19 settembre 2011 | 15:46

PRIX ITALIA: CON RAI EDUCATIONAL ANCHE SU I-PHONE E IPAD

(ANSA) – TORINO, 19 SET – I momenti più significativi del Prix Italia sbarcano su i-Phone e iPad. L’iniziativa è stata presentata dal direttore di Rai Educational Silvia Calandrelli, in apertura della 63/ma edizione del Premio ospitato a Torino fino al 23 settembre. Le nuove applicazioni di Rai Educational su i-phone e i-pad che, partite in sordina il 31 agosto, registrano già  un migliaio di contatti: “numeri importanti – ha rilevato Calandrelli – trattandosi di contenuti culturali e non di applicazioni per uso ludico o di servizi”. Dall’ultima indagine Censis emerge, ha ricordato Calandrelli “che i ragazzi tra i 14 e i 29 anni non guardano le tv generaliste, solo alcuni spezzoni su Internet, relativi a determinati momenti di un programma. Per questo abbiamo creato un nuovo strumento che completa l’offerta editoriale del canale di Rai Educational. Un video-portale internet raggiungibile all’indirizzo www.raistoria.rai.it, una pagina Facebook (http://www.facebook.com/raistoria) con le relative applicazioni e una community attiva di circa 12.700 utenti. Coloro che scaricheranno subito l’applicazione verranno avvisati automaticamente sugli imminenti aggiornamenti: la diretta tv del canale, i giochi e molto altro ancora”. L’applicazione, da subito disponibile per iPhone e iPad, sarà  presto disponibile anche per i device che utilizzano Android.

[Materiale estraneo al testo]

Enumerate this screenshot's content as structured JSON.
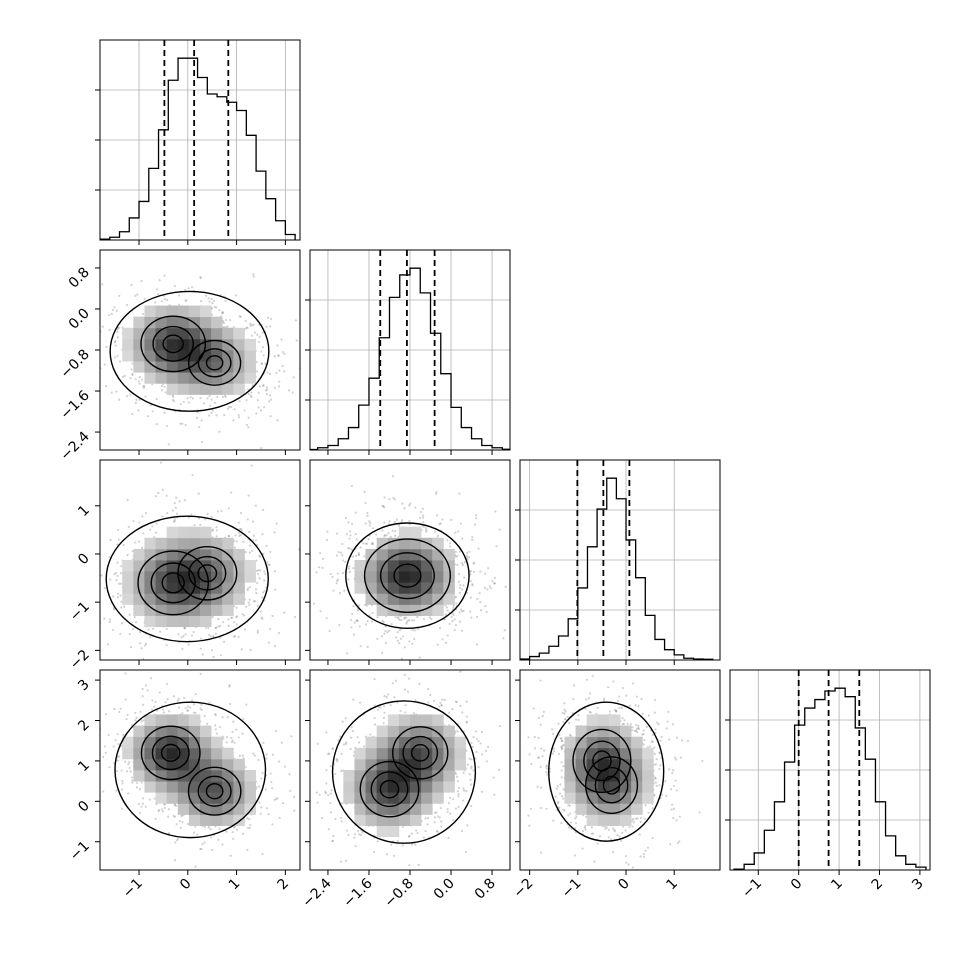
{
  "chart_data": {
    "type": "corner",
    "title": "",
    "n_parameters": 4,
    "grid": true,
    "quantile_lines": "dashed",
    "axes": [
      {
        "range": [
          -1.8,
          2.3
        ],
        "ticks": [
          -1,
          0,
          1,
          2
        ],
        "tick_labels": [
          "−1",
          "0",
          "1",
          "2"
        ]
      },
      {
        "range": [
          -2.75,
          1.15
        ],
        "ticks": [
          -2.4,
          -1.6,
          -0.8,
          0.0,
          0.8
        ],
        "tick_labels": [
          "−2.4",
          "−1.6",
          "−0.8",
          "0.0",
          "0.8"
        ]
      },
      {
        "range": [
          -2.2,
          1.95
        ],
        "ticks": [
          -2,
          -1,
          0,
          1
        ],
        "tick_labels": [
          "−2",
          "−1",
          "0",
          "1"
        ]
      },
      {
        "range": [
          -1.7,
          3.25
        ],
        "ticks": [
          -1,
          0,
          1,
          2,
          3
        ],
        "tick_labels": [
          "−1",
          "0",
          "1",
          "2",
          "3"
        ]
      }
    ],
    "histograms": [
      {
        "parameter": 1,
        "bin_edges": [
          -1.8,
          -1.6,
          -1.4,
          -1.2,
          -1.0,
          -0.8,
          -0.6,
          -0.4,
          -0.2,
          0.0,
          0.2,
          0.4,
          0.6,
          0.8,
          1.0,
          1.2,
          1.4,
          1.6,
          1.8,
          2.0,
          2.2
        ],
        "counts": [
          0.3,
          1,
          3,
          8,
          14,
          26,
          40,
          58,
          66,
          66,
          59,
          53,
          52,
          50,
          47,
          38,
          25,
          15,
          7,
          2
        ],
        "quantiles": [
          -0.48,
          0.13,
          0.83
        ]
      },
      {
        "parameter": 2,
        "bin_edges": [
          -2.8,
          -2.6,
          -2.4,
          -2.2,
          -2.0,
          -1.8,
          -1.6,
          -1.4,
          -1.2,
          -1.0,
          -0.8,
          -0.6,
          -0.4,
          -0.2,
          0.0,
          0.2,
          0.4,
          0.6,
          0.8,
          1.0,
          1.2
        ],
        "counts": [
          0.2,
          1,
          2,
          5,
          10,
          20,
          32,
          50,
          68,
          78,
          81,
          70,
          52,
          34,
          19,
          10,
          5,
          2,
          1,
          0.3
        ],
        "quantiles": [
          -1.38,
          -0.86,
          -0.32
        ]
      },
      {
        "parameter": 3,
        "bin_edges": [
          -2.2,
          -2.0,
          -1.8,
          -1.6,
          -1.4,
          -1.2,
          -1.0,
          -0.8,
          -0.6,
          -0.4,
          -0.2,
          0.0,
          0.2,
          0.4,
          0.6,
          0.8,
          1.0,
          1.2,
          1.4,
          1.6,
          1.8
        ],
        "counts": [
          0.3,
          1,
          2,
          4,
          7,
          12,
          21,
          33,
          44,
          53,
          47,
          35,
          24,
          13,
          6,
          3,
          1.5,
          0.5,
          0.3,
          0.2
        ],
        "quantiles": [
          -1.01,
          -0.47,
          0.07
        ]
      },
      {
        "parameter": 4,
        "bin_edges": [
          -1.6,
          -1.35,
          -1.1,
          -0.85,
          -0.6,
          -0.35,
          -0.1,
          0.15,
          0.4,
          0.65,
          0.9,
          1.15,
          1.4,
          1.65,
          1.9,
          2.15,
          2.4,
          2.65,
          2.9,
          3.15
        ],
        "counts": [
          0.3,
          2,
          6,
          14,
          24,
          38,
          51,
          57,
          60,
          63,
          64,
          61,
          50,
          39,
          24,
          12,
          5,
          2,
          1
        ],
        "quantiles": [
          0.0,
          0.74,
          1.5
        ]
      }
    ],
    "density_2d": [
      {
        "x_param": 1,
        "y_param": 2,
        "modes": [
          {
            "x": -0.3,
            "y": -0.68,
            "w": 1.0
          },
          {
            "x": 0.55,
            "y": -1.05,
            "w": 0.65
          }
        ],
        "spread": [
          0.55,
          0.45
        ]
      },
      {
        "x_param": 1,
        "y_param": 3,
        "modes": [
          {
            "x": -0.3,
            "y": -0.6,
            "w": 1.0
          },
          {
            "x": 0.4,
            "y": -0.4,
            "w": 0.7
          }
        ],
        "spread": [
          0.6,
          0.55
        ]
      },
      {
        "x_param": 2,
        "y_param": 3,
        "modes": [
          {
            "x": -0.85,
            "y": -0.45,
            "w": 1.0
          }
        ],
        "spread": [
          0.55,
          0.5
        ]
      },
      {
        "x_param": 1,
        "y_param": 4,
        "modes": [
          {
            "x": -0.35,
            "y": 1.2,
            "w": 1.0
          },
          {
            "x": 0.55,
            "y": 0.25,
            "w": 0.8
          }
        ],
        "spread": [
          0.5,
          0.55
        ]
      },
      {
        "x_param": 2,
        "y_param": 4,
        "modes": [
          {
            "x": -1.2,
            "y": 0.3,
            "w": 0.9
          },
          {
            "x": -0.6,
            "y": 1.2,
            "w": 0.8
          }
        ],
        "spread": [
          0.5,
          0.6
        ]
      },
      {
        "x_param": 3,
        "y_param": 4,
        "modes": [
          {
            "x": -0.5,
            "y": 1.0,
            "w": 1.0
          },
          {
            "x": -0.3,
            "y": 0.4,
            "w": 0.8
          }
        ],
        "spread": [
          0.5,
          0.65
        ]
      }
    ]
  }
}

Sullo Smartphone sarà  visibile una raccolta di 6 clip legate al Prix Italia e, in particolare, alle vittorie ‘targate’ Rai e altre 4 dedicate a Torino, la città  che da tre anni ospita la manifestazione. Tra gli altri saranno visibili ‘L’isola di Favignanà  una ripresa diretta di una tonnara firmata da Carlo Alberto Chiesa nel 1958 con cui la Rai conquistò il premio come migliore documentario e ‘La Sicilia del Gattopardo di Ugo Gregoretti’ del 1960′. Rai Storia, canale di Rai Educational sarà  inoltre presente all’edizione 2011 del Prix Italia con un’anteprima del programma ‘Crash’. Si tratta di due documentari: ‘Lungo il fiume e sugli argini’ dedicato al Tevere e ‘Il canto di Malanapoli’, reportage sui cantanti neo melodici napoletani, entrambi realizzati da Valeria Coiante. E intanto su Torino il tema del programma sta preparando un reportage sulla città  che cambia firmato da Antonio Carella.(ANSA).